When Halkyard, a Harvard MBA, became CFO of Harrah’s in 2006, he helped lead the company’s merger with Horseshoe Gaming, WSOP, Caesars Entertainment, and London Clubs International — touted at the time as one of the most significant mergers in gaming history.
In 2008, at the height of the pre-recession boom, Halkyard helped orchestrate the Harrah’s buy out by Apollo Global Management and TPG, a pair of emerging private equity giants. On the Great Recession’s cusp, the firms paid $30 billion or 31% above market price per share, and changed the name from Harrah’s to Caesars Entertainment.
“He’s not necessarily a blocking and tackling CFO,” David Katz, an analyst at investment bank Jefferies LLC, told the Wall Street Journal. “He is a bit more about the complicated circumstances.”
While Halkyard left following the fallout of the deal and what would become one of the most significant bankruptcy cases in US history, he was part of the leadership team that oversaw the transition. In that role, he was responsible for more than $200 million in cost-cutting initiatives, including layoffs, post-closing.

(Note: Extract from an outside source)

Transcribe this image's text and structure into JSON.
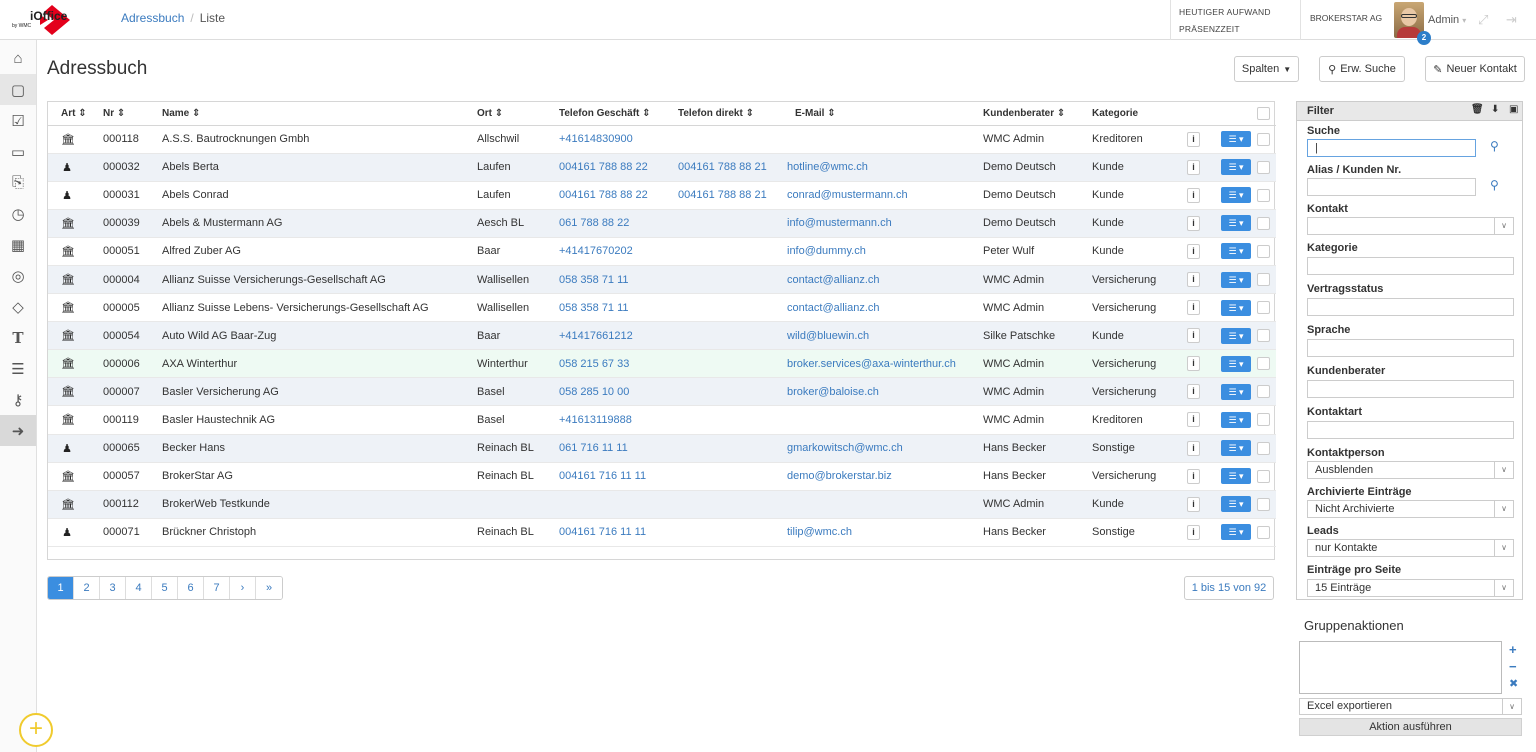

Within a year of the acquisition, financial services giant Lehman Bros. had fallen, and the economy’s biggest collapse since the 1930s was in full bloom.
President Barack Obama famously singled out casinos and the gaming industry as unworthy of the blank-check Wall Street bailouts that were happening. “You can’t go take a trip to Las Vegas or go down to the Super Bowl on the taxpayer’s dime,” he said in 2009. In 2010, Obama doubled down, cautioning families from gambling with college tuition.

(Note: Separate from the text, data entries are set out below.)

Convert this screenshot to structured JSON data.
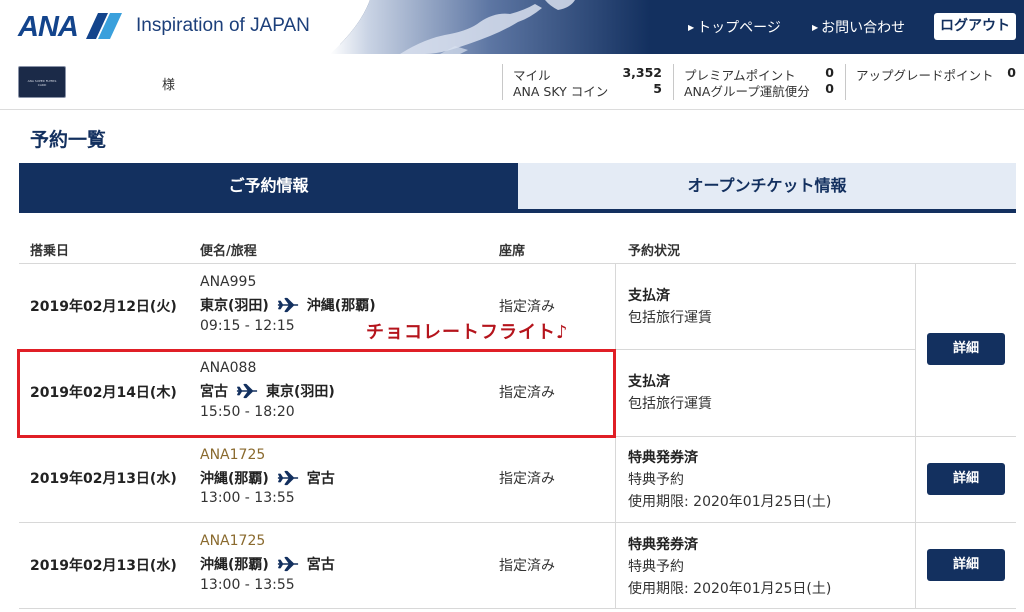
{
  "header": {
    "logo_text": "ANA",
    "tagline": "Inspiration of JAPAN",
    "nav": [
      {
        "label": "トップページ"
      },
      {
        "label": "お問い合わせ"
      }
    ],
    "logout_label": "ログアウト"
  },
  "member": {
    "card_text": "ANA SUPER FLYERS CARD",
    "honorific": "様",
    "miles_label": "マイル",
    "miles_value": "3,352",
    "sky_coin_label": "ANA SKY コイン",
    "sky_coin_value": "5",
    "premium_points_label": "プレミアムポイント",
    "premium_points_value": "0",
    "group_flights_label": "ANAグループ運航便分",
    "group_flights_value": "0",
    "upgrade_points_label": "アップグレードポイント",
    "upgrade_points_value": "0"
  },
  "page": {
    "title": "予約一覧"
  },
  "tabs": [
    {
      "label": "ご予約情報",
      "active": true
    },
    {
      "label": "オープンチケット情報",
      "active": false
    }
  ],
  "table": {
    "headers": [
      "搭乗日",
      "便名/旅程",
      "座席",
      "予約状況"
    ],
    "rows": [
      {
        "date": "2019年02月12日(火)",
        "flight": "ANA995",
        "from": "東京(羽田)",
        "to": "沖縄(那覇)",
        "time": "09:15 - 12:15",
        "seat": "指定済み",
        "status": "支払済",
        "fare": "包括旅行運賃"
      },
      {
        "date": "2019年02月14日(木)",
        "flight": "ANA088",
        "from": "宮古",
        "to": "東京(羽田)",
        "time": "15:50 - 18:20",
        "seat": "指定済み",
        "status": "支払済",
        "fare": "包括旅行運賃"
      },
      {
        "date": "2019年02月13日(水)",
        "flight": "ANA1725",
        "from": "沖縄(那覇)",
        "to": "宮古",
        "time": "13:00 - 13:55",
        "seat": "指定済み",
        "status": "特典発券済",
        "fare": "特典予約",
        "expiry": "使用期限: 2020年01月25日(土)"
      },
      {
        "date": "2019年02月13日(水)",
        "flight": "ANA1725",
        "from": "沖縄(那覇)",
        "to": "宮古",
        "time": "13:00 - 13:55",
        "seat": "指定済み",
        "status": "特典発券済",
        "fare": "特典予約",
        "expiry": "使用期限: 2020年01月25日(土)"
      }
    ],
    "detail_label": "詳細"
  },
  "annotation": {
    "text": "チョコレートフライト♪"
  },
  "colors": {
    "navy": "#13305f",
    "tab_inactive_bg": "#e4ebf5",
    "highlight_red": "#e01f26",
    "annotation_red": "#b5141c",
    "award_flight_gold": "#8a6a2e"
  }
}
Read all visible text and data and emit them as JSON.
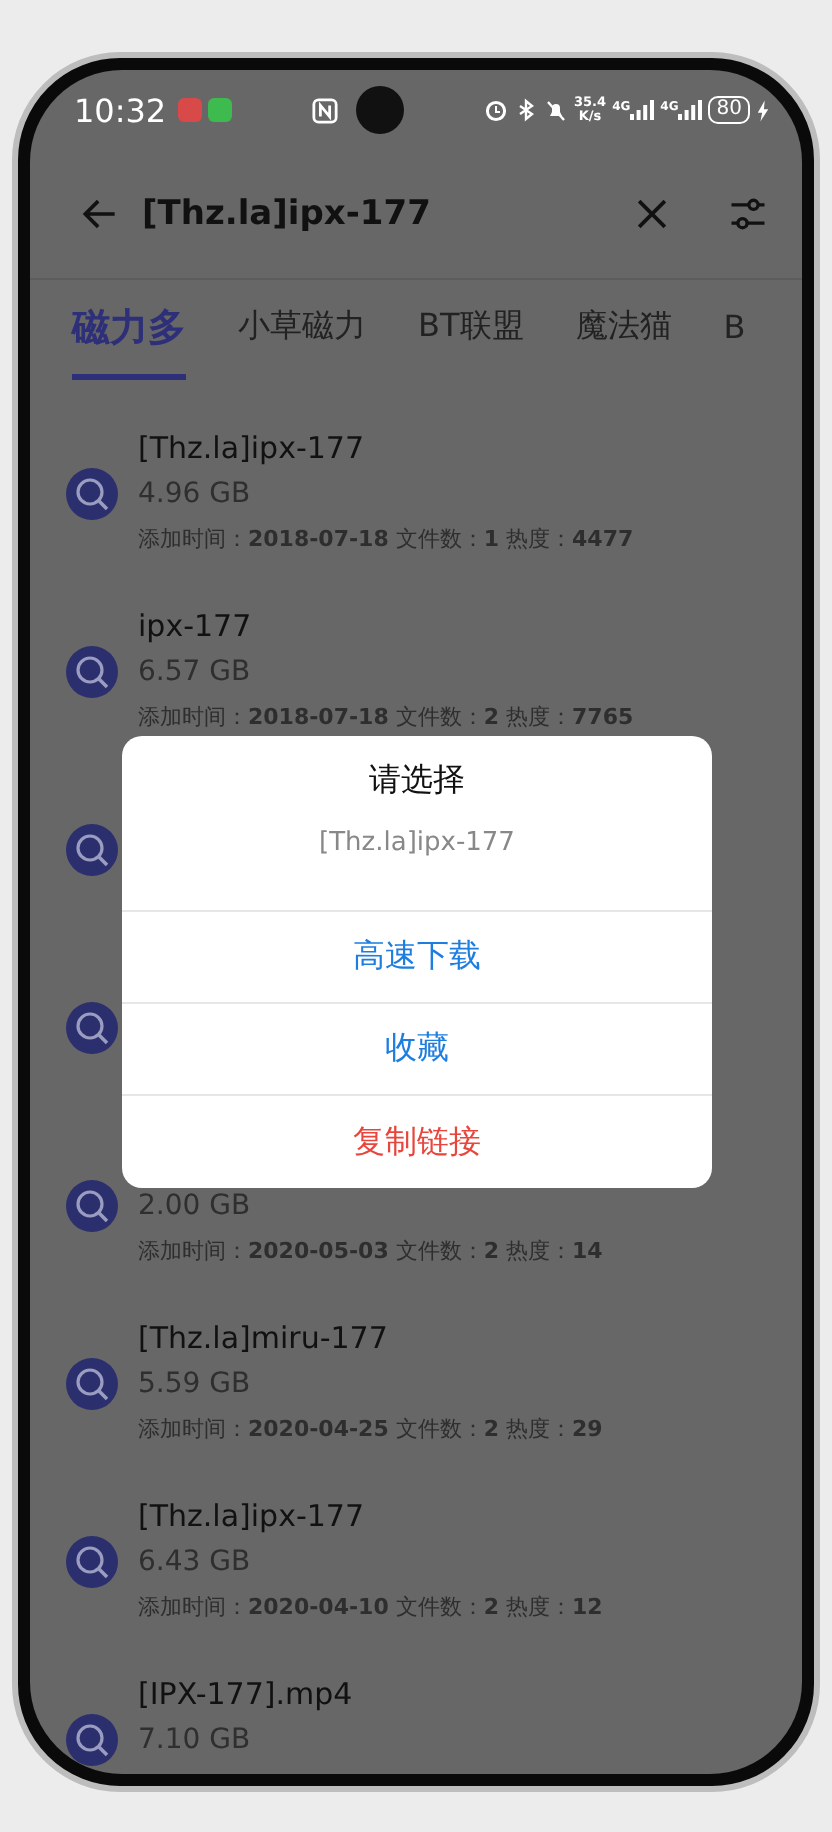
{
  "status_bar": {
    "time": "10:32",
    "net_speed": "35.4",
    "net_unit": "K/s",
    "signal_1": "4G",
    "signal_2": "4G",
    "battery": "80"
  },
  "search": {
    "value": "[Thz.la]ipx-177"
  },
  "tabs": [
    {
      "label": "磁力多",
      "selected": true
    },
    {
      "label": "小草磁力",
      "selected": false
    },
    {
      "label": "BT联盟",
      "selected": false
    },
    {
      "label": "魔法猫",
      "selected": false
    },
    {
      "label": "B",
      "selected": false
    }
  ],
  "results": [
    {
      "kind": "full",
      "title": "[Thz.la]ipx-177",
      "size": "4.96 GB",
      "meta": "添加时间：**2018-07-18** 文件数：**1** 热度：**4477**"
    },
    {
      "kind": "full",
      "title": "ipx-177",
      "size": "6.57 GB",
      "meta": "添加时间：**2018-07-18** 文件数：**2** 热度：**7765**"
    },
    {
      "kind": "covered"
    },
    {
      "kind": "covered"
    },
    {
      "kind": "full",
      "size": "2.00 GB",
      "meta": "添加时间：**2020-05-03** 文件数：**2** 热度：**14**"
    },
    {
      "kind": "full",
      "title": "[Thz.la]miru-177",
      "size": "5.59 GB",
      "meta": "添加时间：**2020-04-25** 文件数：**2** 热度：**29**"
    },
    {
      "kind": "full",
      "title": "[Thz.la]ipx-177",
      "size": "6.43 GB",
      "meta": "添加时间：**2020-04-10** 文件数：**2** 热度：**12**"
    },
    {
      "kind": "full",
      "title": "[IPX-177].mp4",
      "size": "7.10 GB"
    }
  ],
  "dialog": {
    "title": "请选择",
    "subtitle": "[Thz.la]ipx-177",
    "actions": [
      {
        "label": "高速下载",
        "kind": "normal"
      },
      {
        "label": "收藏",
        "kind": "normal"
      },
      {
        "label": "复制链接",
        "kind": "danger"
      }
    ]
  }
}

“You don’t blow a bunch of cash in Vegas when you’re trying to save for college.”
By late 2010, Caesars Entertainment’s debtors, led by Oaktree Capital, Elliott Management, and Appaloosa Management, had enough. They accused the private equity firms of committing “[an] unimaginably brazen looting” of the casino companies post-buyout.
Halkyard, by this time, had been charged with whittling down some $20 billion in debt while still on a property acquisition spree. By 2013, with debt payments deferred, Halkyard would be done with Caesars and on to his next hospitality post.

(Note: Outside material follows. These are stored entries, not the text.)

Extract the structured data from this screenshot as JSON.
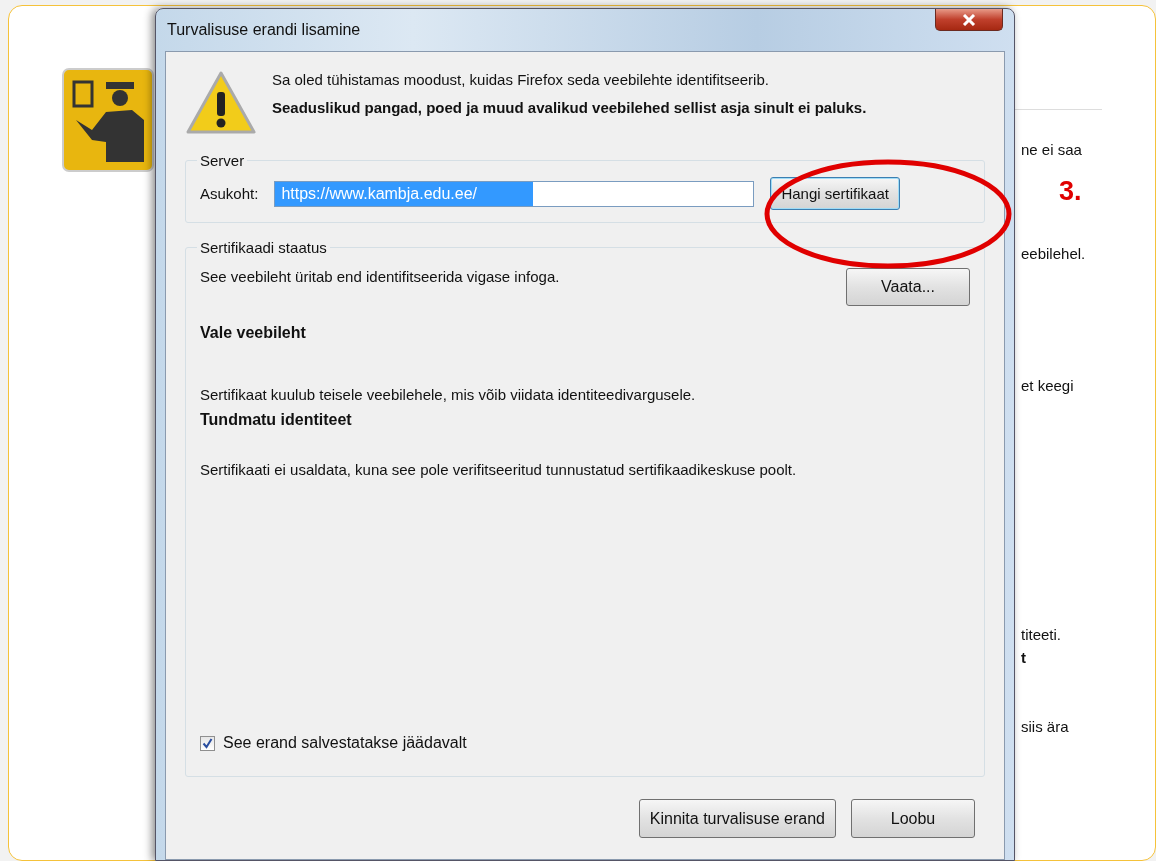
{
  "background_page": {
    "fragments": [
      {
        "text": "ne ei saa",
        "bold": false
      },
      {
        "text": "eebilehel.",
        "bold": false
      },
      {
        "text": "et keegi",
        "bold": false
      },
      {
        "text": "titeeti.",
        "bold": false
      },
      {
        "text": "t",
        "bold": true
      },
      {
        "text": "siis ära",
        "bold": false
      }
    ],
    "annotation": {
      "text": "3."
    }
  },
  "dialog": {
    "title": "Turvalisuse erandi lisamine",
    "warning": {
      "text": "Sa oled tühistamas moodust, kuidas Firefox seda veebilehte identifitseerib.",
      "bold_text": "Seaduslikud pangad, poed ja muud avalikud veebilehed sellist asja sinult ei paluks."
    },
    "server": {
      "legend": "Server",
      "label": "Asukoht:",
      "value": "https://www.kambja.edu.ee/",
      "value_selected": true,
      "button": "Hangi sertifikaat",
      "button_focused": true
    },
    "status": {
      "legend": "Sertifikaadi staatus",
      "summary": "See veebileht üritab end identifitseerida vigase infoga.",
      "view_button": "Vaata...",
      "problems": [
        {
          "title": "Vale veebileht",
          "description": "Sertifikaat kuulub teisele veebilehele, mis võib viidata identiteedivargusele."
        },
        {
          "title": "Tundmatu identiteet",
          "description": "Sertifikaati ei usaldata, kuna see pole verifitseeritud tunnustatud sertifikaadikeskuse poolt."
        }
      ]
    },
    "permanent": {
      "label": "See erand salvestatakse jäädavalt",
      "checked": true
    },
    "buttons": [
      {
        "label": "Kinnita turvalisuse erand",
        "kind": "confirm"
      },
      {
        "label": "Loobu",
        "kind": "cancel"
      }
    ]
  }
}
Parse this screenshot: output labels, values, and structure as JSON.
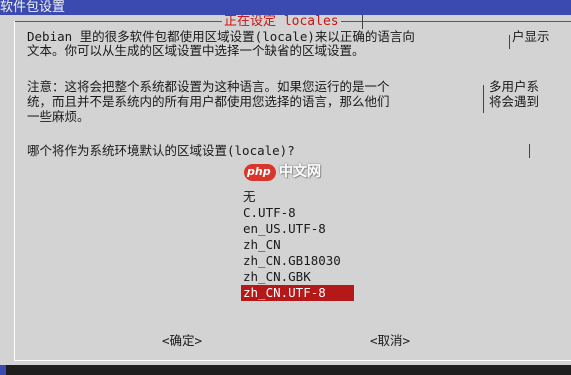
{
  "window": {
    "title": "软件包设置"
  },
  "dialog": {
    "title": "正在设定 locales",
    "intro_lines": [
      "Debian 里的很多软件包都使用区域设置(locale)来以正确的语言向",
      "文本。你可以从生成的区域设置中选择一个缺省的区域设置。"
    ],
    "intro_right": "户显示",
    "note_lines": [
      "注意：这将会把整个系统都设置为这种语言。如果您运行的是一个",
      "统，而且并不是系统内的所有用户都使用您选择的语言，那么他们",
      "一些麻烦。"
    ],
    "note_right_lines": [
      "多用户系",
      "将会遇到"
    ],
    "question": "哪个将作为系统环境默认的区域设置(locale)?",
    "options": [
      {
        "label": "无"
      },
      {
        "label": "C.UTF-8"
      },
      {
        "label": "en_US.UTF-8"
      },
      {
        "label": "zh_CN"
      },
      {
        "label": "zh_CN.GB18030"
      },
      {
        "label": "zh_CN.GBK"
      },
      {
        "label": "zh_CN.UTF-8",
        "selected": true
      }
    ],
    "ok_button": "<确定>",
    "cancel_button": "<取消>"
  },
  "watermark": {
    "badge": "php",
    "text": "中文网"
  },
  "colors": {
    "background": "#3a4ab0",
    "dialog": "#d3d3d3",
    "dialog_title": "#cc1515",
    "selection": "#b41818"
  }
}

By 2015, Caesars was in the red to the tune of $24 billion and filed for federal bankruptcy protection. Two years and $18 billion in debt restructuring later, the company emerged from bankruptcy proceedings.
The courts allowed Caesars Entertainment to shed $10 billion of debt and separate its US-based property assets from its gaming operations.
In March 2019, TPG Capital and Apollo Global Management finally shed the rest of their stake in Caesars Entertainment.
Billionaire Carl Icahn and Hamlet Holdings, a joint venture between two more private equity firms, picked up 36.7 million shares of the company for an estimated $323 million.
After its second private equity transition, Caesars went back into acquisition mode almost immediately, making headlines last September by buying the London-based William Hill for $3.7 billion in a deal to increase its online sports gambling presence in the US.